In his two days at Nato headquarters, General Grachev's negotiating technique exactly reflected the chaos of Russian decision-making. One moment he was happy to sign up to Nato's proposals; the next he was insisting on a separate declaration that would have exactly the opposite effect. No Western government knows when Moscow will sign and nobody is sure that the haggling is over. But is this really confusion or part of a more elaborate strategy?
It is probably a bit of both, in equal measure. The Kremlin clearly remains divided on Nato's PFP proposals. Significantly, though, the dispute is not about ends, but about the best means of achieving them. Russia's entire governing elite - from Vladimir Zhirinovsky to the Foreign Minister, Andrei Kozyrev - at opposite ends of the political spectrum - believes that everything possible should be done to restore Russia's great-power status. The only question is whether this feat should be performed by locking Moscow into existing institutions or by directly confronting the West.
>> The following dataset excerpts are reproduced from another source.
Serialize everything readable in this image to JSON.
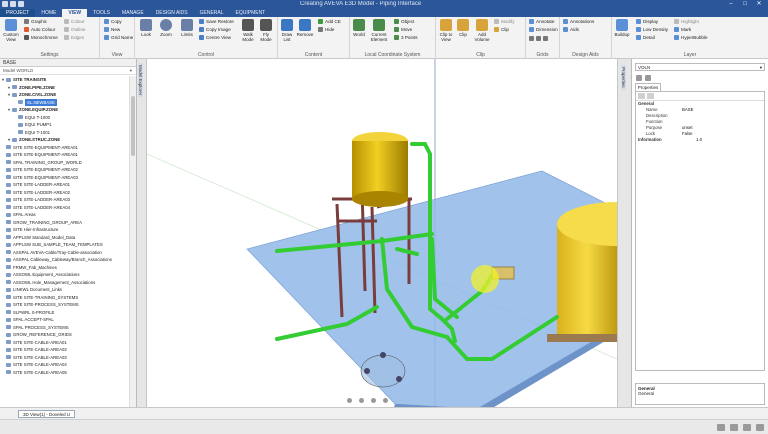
{
  "window": {
    "title": "Creating AVEVA E3D Model - Piping Interface"
  },
  "tabs": [
    "PROJECT",
    "HOME",
    "VIEW",
    "TOOLS",
    "MANAGE",
    "DESIGN AIDS",
    "GENERAL",
    "EQUIPMENT"
  ],
  "ribbon": {
    "settings": {
      "name": "Settings",
      "custom_view": "Custom View",
      "graphic": "Graphic",
      "auto_colour": "Auto Colour",
      "monochrome": "Monochrome",
      "colour": "Colour",
      "outline": "Outline",
      "edges": "Edges"
    },
    "view": {
      "name": "View",
      "copy": "Copy",
      "new": "New",
      "grid_name": "Grid Name"
    },
    "control": {
      "name": "Control",
      "look": "Look",
      "zoom": "Zoom",
      "limits": "Limits",
      "save_restore": "Save Restore",
      "copy_image": "Copy Image",
      "centre_view": "Centre View",
      "walk_mode": "Walk Mode",
      "fly_mode": "Fly Mode"
    },
    "content": {
      "name": "Content",
      "draw_list": "Draw List",
      "remove": "Remove",
      "add_ce": "Add CE",
      "hide": "Hide"
    },
    "lcs": {
      "name": "Local Coordinate System",
      "world": "World",
      "current_element": "Current Element",
      "object": "Object",
      "move": "Move",
      "3_points": "3 Points"
    },
    "clip": {
      "name": "Clip",
      "clip_to_view": "Clip to View",
      "clip": "Clip",
      "add_volume": "Add Volume",
      "modify": "Modify",
      "clip_btn": "Clip"
    },
    "grids": {
      "name": "Grids",
      "annotate": "Annotate",
      "dimension": "Dimension"
    },
    "design_aids": {
      "name": "Design Aids",
      "annotations": "Annotations",
      "aids": "Aids"
    },
    "layer": {
      "name": "Layer",
      "buildup": "Buildup",
      "display": "Display",
      "low_density": "Low Density",
      "detail": "Detail",
      "highlight": "Highlight",
      "mark": "Mark",
      "hyperbubble": "HyperBubble"
    }
  },
  "left_panel": {
    "title": "BASE",
    "subtitle": "Model WORLD",
    "tree": [
      {
        "label": "SITE TRAINSITE",
        "indent": 0,
        "bold": true
      },
      {
        "label": "ZONE.PIPE.ZONE",
        "indent": 1,
        "bold": true
      },
      {
        "label": "ZONE.CIVIL.ZONE",
        "indent": 1,
        "bold": true
      },
      {
        "label": "SL.NEWBASE",
        "indent": 2,
        "selected": true
      },
      {
        "label": "ZONE.EQUIP.ZONE",
        "indent": 1,
        "bold": true
      },
      {
        "label": "EQUI T-1000",
        "indent": 2
      },
      {
        "label": "EQUI PUMP1",
        "indent": 2
      },
      {
        "label": "EQUI T-1001",
        "indent": 2
      },
      {
        "label": "ZONE.STRUC.ZONE",
        "indent": 1,
        "bold": true
      },
      {
        "label": "SITE SITE-EQUIPMENT-AREA01",
        "indent": 0
      },
      {
        "label": "SITE SITE-EQUIPMENT-AREA01",
        "indent": 0
      },
      {
        "label": "SPAL TRAINING_GROUP_WORLD",
        "indent": 0
      },
      {
        "label": "SITE SITE-EQUIPMENT-AREA02",
        "indent": 0
      },
      {
        "label": "SITE SITE-EQUIPMENT-AREA03",
        "indent": 0
      },
      {
        "label": "SITE SITE-LADDER-AREA01",
        "indent": 0
      },
      {
        "label": "SITE SITE-LADDER-AREA02",
        "indent": 0
      },
      {
        "label": "SITE SITE-LADDER-AREA03",
        "indent": 0
      },
      {
        "label": "SITE SITE-LADDER-AREA04",
        "indent": 0
      },
      {
        "label": "SPAL Areas",
        "indent": 0
      },
      {
        "label": "GROW_TRAINING_GROUP_AREA",
        "indent": 0
      },
      {
        "label": "SITE Hier-Infrastructure",
        "indent": 0
      },
      {
        "label": "APPLSW Standard_Model_Data",
        "indent": 0
      },
      {
        "label": "APPLSW SUB_SAMPLE_TEAM_TEMPLATES",
        "indent": 0
      },
      {
        "label": "ASSPAL AVEVA-Cable/Tray-Cable-association",
        "indent": 0
      },
      {
        "label": "ASSPAL Cableway_Cableway/Branch_Associations",
        "indent": 0
      },
      {
        "label": "FRMW_Fab_Machines",
        "indent": 0
      },
      {
        "label": "ASSOWL Equipment_Associations",
        "indent": 0
      },
      {
        "label": "ASSOWL Hole_Management_Associations",
        "indent": 0
      },
      {
        "label": "LINKWL Document_Links",
        "indent": 0
      },
      {
        "label": "SITE SITE-TRAINING_SYSTEMS",
        "indent": 0
      },
      {
        "label": "SITE SITE-PROCESS_SYSTEMS",
        "indent": 0
      },
      {
        "label": "SLPWRL S-PROFILE",
        "indent": 0
      },
      {
        "label": "SPAL ACCEPT-SPAL",
        "indent": 0
      },
      {
        "label": "SPAL PROCESS_SYSTEMS",
        "indent": 0
      },
      {
        "label": "GROW_REFERENCE_GRIDS",
        "indent": 0
      },
      {
        "label": "SITE SITE-CABLE-AREA01",
        "indent": 0
      },
      {
        "label": "SITE SITE-CABLE-AREA02",
        "indent": 0
      },
      {
        "label": "SITE SITE-CABLE-AREA03",
        "indent": 0
      },
      {
        "label": "SITE SITE-CABLE-AREA04",
        "indent": 0
      },
      {
        "label": "SITE SITE-CABLE-AREA05",
        "indent": 0
      }
    ]
  },
  "side_strips": {
    "left": "Model Explorer",
    "right": "Properties"
  },
  "right_panel": {
    "dropdown": "VOLN",
    "tab": "Properties",
    "properties": [
      {
        "key": "General",
        "value": "",
        "category": true
      },
      {
        "key": "Name",
        "value": "BASE"
      },
      {
        "key": "Description",
        "value": ""
      },
      {
        "key": "Function",
        "value": ""
      },
      {
        "key": "Purpose",
        "value": "unset"
      },
      {
        "key": "Lock",
        "value": "False"
      },
      {
        "key": "Information",
        "value": "1.0",
        "category": true
      }
    ],
    "desc_title": "General",
    "desc_text": "General"
  },
  "status": {
    "tab_label": "3D View(1) - Doveled U"
  }
}
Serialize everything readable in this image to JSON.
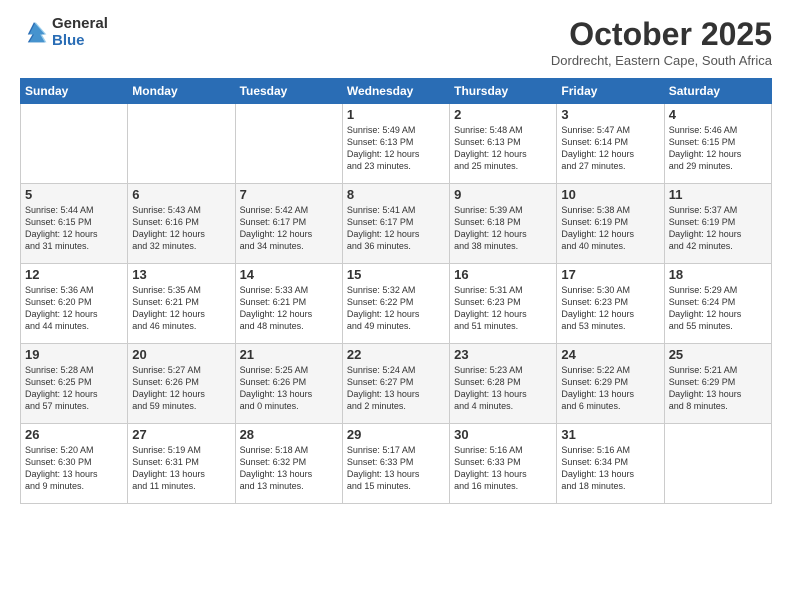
{
  "logo": {
    "general": "General",
    "blue": "Blue"
  },
  "title": "October 2025",
  "subtitle": "Dordrecht, Eastern Cape, South Africa",
  "headers": [
    "Sunday",
    "Monday",
    "Tuesday",
    "Wednesday",
    "Thursday",
    "Friday",
    "Saturday"
  ],
  "weeks": [
    [
      {
        "day": "",
        "info": ""
      },
      {
        "day": "",
        "info": ""
      },
      {
        "day": "",
        "info": ""
      },
      {
        "day": "1",
        "info": "Sunrise: 5:49 AM\nSunset: 6:13 PM\nDaylight: 12 hours\nand 23 minutes."
      },
      {
        "day": "2",
        "info": "Sunrise: 5:48 AM\nSunset: 6:13 PM\nDaylight: 12 hours\nand 25 minutes."
      },
      {
        "day": "3",
        "info": "Sunrise: 5:47 AM\nSunset: 6:14 PM\nDaylight: 12 hours\nand 27 minutes."
      },
      {
        "day": "4",
        "info": "Sunrise: 5:46 AM\nSunset: 6:15 PM\nDaylight: 12 hours\nand 29 minutes."
      }
    ],
    [
      {
        "day": "5",
        "info": "Sunrise: 5:44 AM\nSunset: 6:15 PM\nDaylight: 12 hours\nand 31 minutes."
      },
      {
        "day": "6",
        "info": "Sunrise: 5:43 AM\nSunset: 6:16 PM\nDaylight: 12 hours\nand 32 minutes."
      },
      {
        "day": "7",
        "info": "Sunrise: 5:42 AM\nSunset: 6:17 PM\nDaylight: 12 hours\nand 34 minutes."
      },
      {
        "day": "8",
        "info": "Sunrise: 5:41 AM\nSunset: 6:17 PM\nDaylight: 12 hours\nand 36 minutes."
      },
      {
        "day": "9",
        "info": "Sunrise: 5:39 AM\nSunset: 6:18 PM\nDaylight: 12 hours\nand 38 minutes."
      },
      {
        "day": "10",
        "info": "Sunrise: 5:38 AM\nSunset: 6:19 PM\nDaylight: 12 hours\nand 40 minutes."
      },
      {
        "day": "11",
        "info": "Sunrise: 5:37 AM\nSunset: 6:19 PM\nDaylight: 12 hours\nand 42 minutes."
      }
    ],
    [
      {
        "day": "12",
        "info": "Sunrise: 5:36 AM\nSunset: 6:20 PM\nDaylight: 12 hours\nand 44 minutes."
      },
      {
        "day": "13",
        "info": "Sunrise: 5:35 AM\nSunset: 6:21 PM\nDaylight: 12 hours\nand 46 minutes."
      },
      {
        "day": "14",
        "info": "Sunrise: 5:33 AM\nSunset: 6:21 PM\nDaylight: 12 hours\nand 48 minutes."
      },
      {
        "day": "15",
        "info": "Sunrise: 5:32 AM\nSunset: 6:22 PM\nDaylight: 12 hours\nand 49 minutes."
      },
      {
        "day": "16",
        "info": "Sunrise: 5:31 AM\nSunset: 6:23 PM\nDaylight: 12 hours\nand 51 minutes."
      },
      {
        "day": "17",
        "info": "Sunrise: 5:30 AM\nSunset: 6:23 PM\nDaylight: 12 hours\nand 53 minutes."
      },
      {
        "day": "18",
        "info": "Sunrise: 5:29 AM\nSunset: 6:24 PM\nDaylight: 12 hours\nand 55 minutes."
      }
    ],
    [
      {
        "day": "19",
        "info": "Sunrise: 5:28 AM\nSunset: 6:25 PM\nDaylight: 12 hours\nand 57 minutes."
      },
      {
        "day": "20",
        "info": "Sunrise: 5:27 AM\nSunset: 6:26 PM\nDaylight: 12 hours\nand 59 minutes."
      },
      {
        "day": "21",
        "info": "Sunrise: 5:25 AM\nSunset: 6:26 PM\nDaylight: 13 hours\nand 0 minutes."
      },
      {
        "day": "22",
        "info": "Sunrise: 5:24 AM\nSunset: 6:27 PM\nDaylight: 13 hours\nand 2 minutes."
      },
      {
        "day": "23",
        "info": "Sunrise: 5:23 AM\nSunset: 6:28 PM\nDaylight: 13 hours\nand 4 minutes."
      },
      {
        "day": "24",
        "info": "Sunrise: 5:22 AM\nSunset: 6:29 PM\nDaylight: 13 hours\nand 6 minutes."
      },
      {
        "day": "25",
        "info": "Sunrise: 5:21 AM\nSunset: 6:29 PM\nDaylight: 13 hours\nand 8 minutes."
      }
    ],
    [
      {
        "day": "26",
        "info": "Sunrise: 5:20 AM\nSunset: 6:30 PM\nDaylight: 13 hours\nand 9 minutes."
      },
      {
        "day": "27",
        "info": "Sunrise: 5:19 AM\nSunset: 6:31 PM\nDaylight: 13 hours\nand 11 minutes."
      },
      {
        "day": "28",
        "info": "Sunrise: 5:18 AM\nSunset: 6:32 PM\nDaylight: 13 hours\nand 13 minutes."
      },
      {
        "day": "29",
        "info": "Sunrise: 5:17 AM\nSunset: 6:33 PM\nDaylight: 13 hours\nand 15 minutes."
      },
      {
        "day": "30",
        "info": "Sunrise: 5:16 AM\nSunset: 6:33 PM\nDaylight: 13 hours\nand 16 minutes."
      },
      {
        "day": "31",
        "info": "Sunrise: 5:16 AM\nSunset: 6:34 PM\nDaylight: 13 hours\nand 18 minutes."
      },
      {
        "day": "",
        "info": ""
      }
    ]
  ]
}
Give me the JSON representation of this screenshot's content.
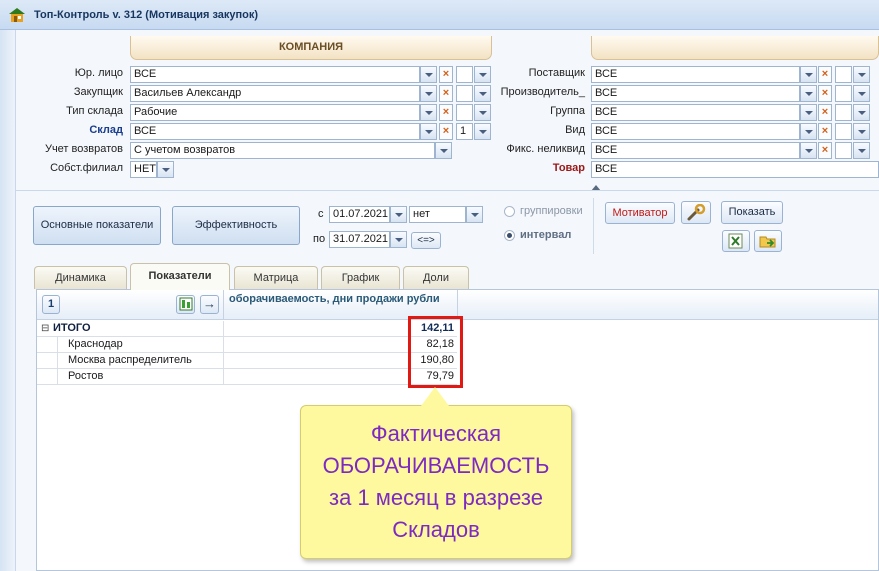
{
  "app": {
    "title": "Топ-Контроль v. 312 (Мотивация закупок)"
  },
  "header": {
    "company_tab": "КОМПАНИЯ",
    "right_tab": ""
  },
  "filters_left": [
    {
      "label": "Юр. лицо",
      "value": "ВСЕ",
      "extra": ""
    },
    {
      "label": "Закупщик",
      "value": "Васильев Александр",
      "extra": ""
    },
    {
      "label": "Тип склада",
      "value": "Рабочие",
      "extra": ""
    },
    {
      "label": "Склад",
      "value": "ВСЕ",
      "extra": "1"
    },
    {
      "label": "Учет возвратов",
      "value": "С учетом возвратов",
      "extra": ""
    },
    {
      "label": "Собст.филиал",
      "value": "НЕТ",
      "extra": ""
    }
  ],
  "filters_right": [
    {
      "label": "Поставщик",
      "value": "ВСЕ"
    },
    {
      "label": "Производитель_",
      "value": "ВСЕ"
    },
    {
      "label": "Группа",
      "value": "ВСЕ"
    },
    {
      "label": "Вид",
      "value": "ВСЕ"
    },
    {
      "label": "Фикс. неликвид",
      "value": "ВСЕ"
    },
    {
      "label": "Товар",
      "value": "ВСЕ"
    }
  ],
  "actions": {
    "main_indicators": "Основные показатели",
    "efficiency": "Эффективность",
    "from_label": "с",
    "from_date": "01.07.2021",
    "period_value": "нет",
    "to_label": "по",
    "to_date": "31.07.2021",
    "shift_btn": "<=>",
    "radio_grouping": "группировки",
    "radio_interval": "интервал",
    "motivator": "Мотиватор",
    "show": "Показать"
  },
  "tabs": [
    "Динамика",
    "Показатели",
    "Матрица",
    "График",
    "Доли"
  ],
  "grid": {
    "level": "1",
    "arrow": "→",
    "column_header": "оборачиваемость, дни продажи рубли",
    "rows": [
      {
        "name": "ИТОГО",
        "value": "142,11"
      },
      {
        "name": "Краснодар",
        "value": "82,18"
      },
      {
        "name": "Москва распределитель",
        "value": "190,80"
      },
      {
        "name": "Ростов",
        "value": "79,79"
      }
    ],
    "collapse": "⊟"
  },
  "callout": {
    "lines": [
      "Фактическая",
      "ОБОРАЧИВАЕМОСТЬ",
      "за 1 месяц в разрезе",
      "Складов"
    ]
  },
  "colors": {
    "callout_text": "#7d2ac3",
    "highlight": "#e01a12",
    "motivator": "#c01818"
  }
}
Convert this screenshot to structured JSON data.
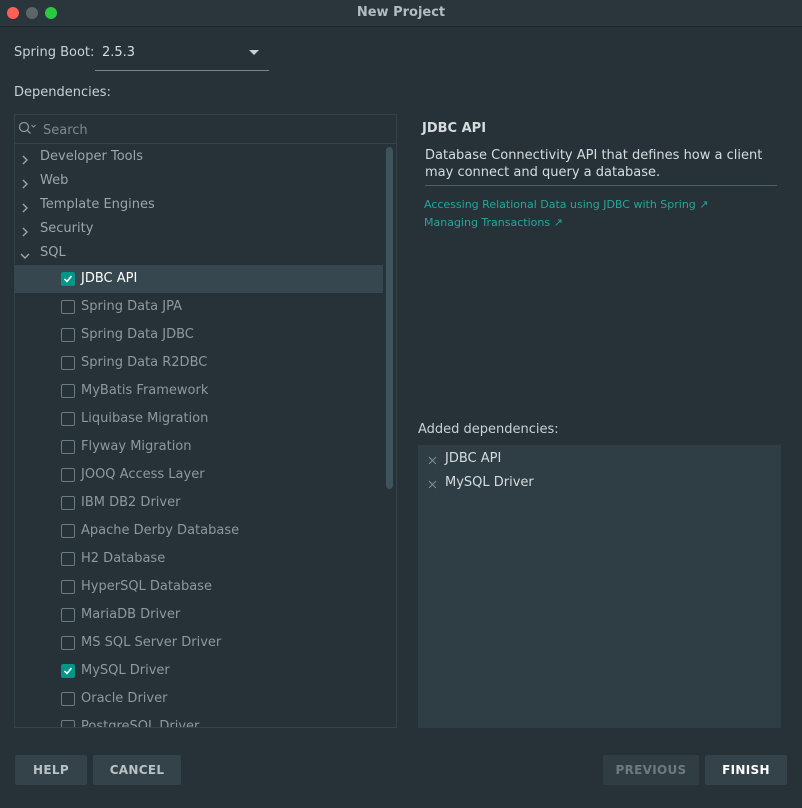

The Russians fully expect that their present economic weakness will be temporary. So far as the Kremlin is concerned, therefore, the main aim should be to freeze the current situation in Europe by preventing the expansion of Nato further east. In this, Boris Yeltsin and his colleagues cannot be faulted: every leader of a crumbling power would adopt the same tactic. From the West, though, things look rather different. While preserving the European status quo is an imperative for Moscow, that same status quo is something that the West cannot tolerate. No amount of paper signed in Brussels will solve this fundamental problem.
Nato was right to insist this week that it was time for the Kremlin to make up its mind. But the defence ministers gathered in Brussels would have done well to reflect on the fact that Western dithering had fostered Moscow's confusion and its illusions. As a foreign policy specialist remarked recently, Partnership for Peace was designed to keep the East Europeans hopeful and the Russians happy, to straddle the median line between appeasing Eastern Europe's fears of a potential Russian threat and pretending that no such threat actually exists.
Every Western government knows that the East Europeans cannot be ignored for much longer. They also know that Russia cannot be incorporated into Nato. But by affecting official ignorance of this reality, the West has unwittingly emboldened Moscow to play for higher stakes. It is not surprising, therefore, that PFP has failed on both counts: it has managed to annoy the Russians and alarm the East Europeans at the same time.
For purely technical reasons, the East Europeans are not able to join Nato today. They must serve a period of apprenticeship; PFP, by tailoring incorporation to individual circumstances, answers immediate needs. Yet appearance is just as important as reality. Everything PFP promises to do now could have been accomplished under the terms of the North Atlantic Co-operation Council. The NACC, though, has become a gigantic farce, an irrelevant talking-shop discussing 'peace-keeping' operations which nobody - apart from Russia, the power everyone feared - was prepared to mount. Having been fed empty promises, the East Europeans are now expected to believe that this time the West actually intends to do what it says.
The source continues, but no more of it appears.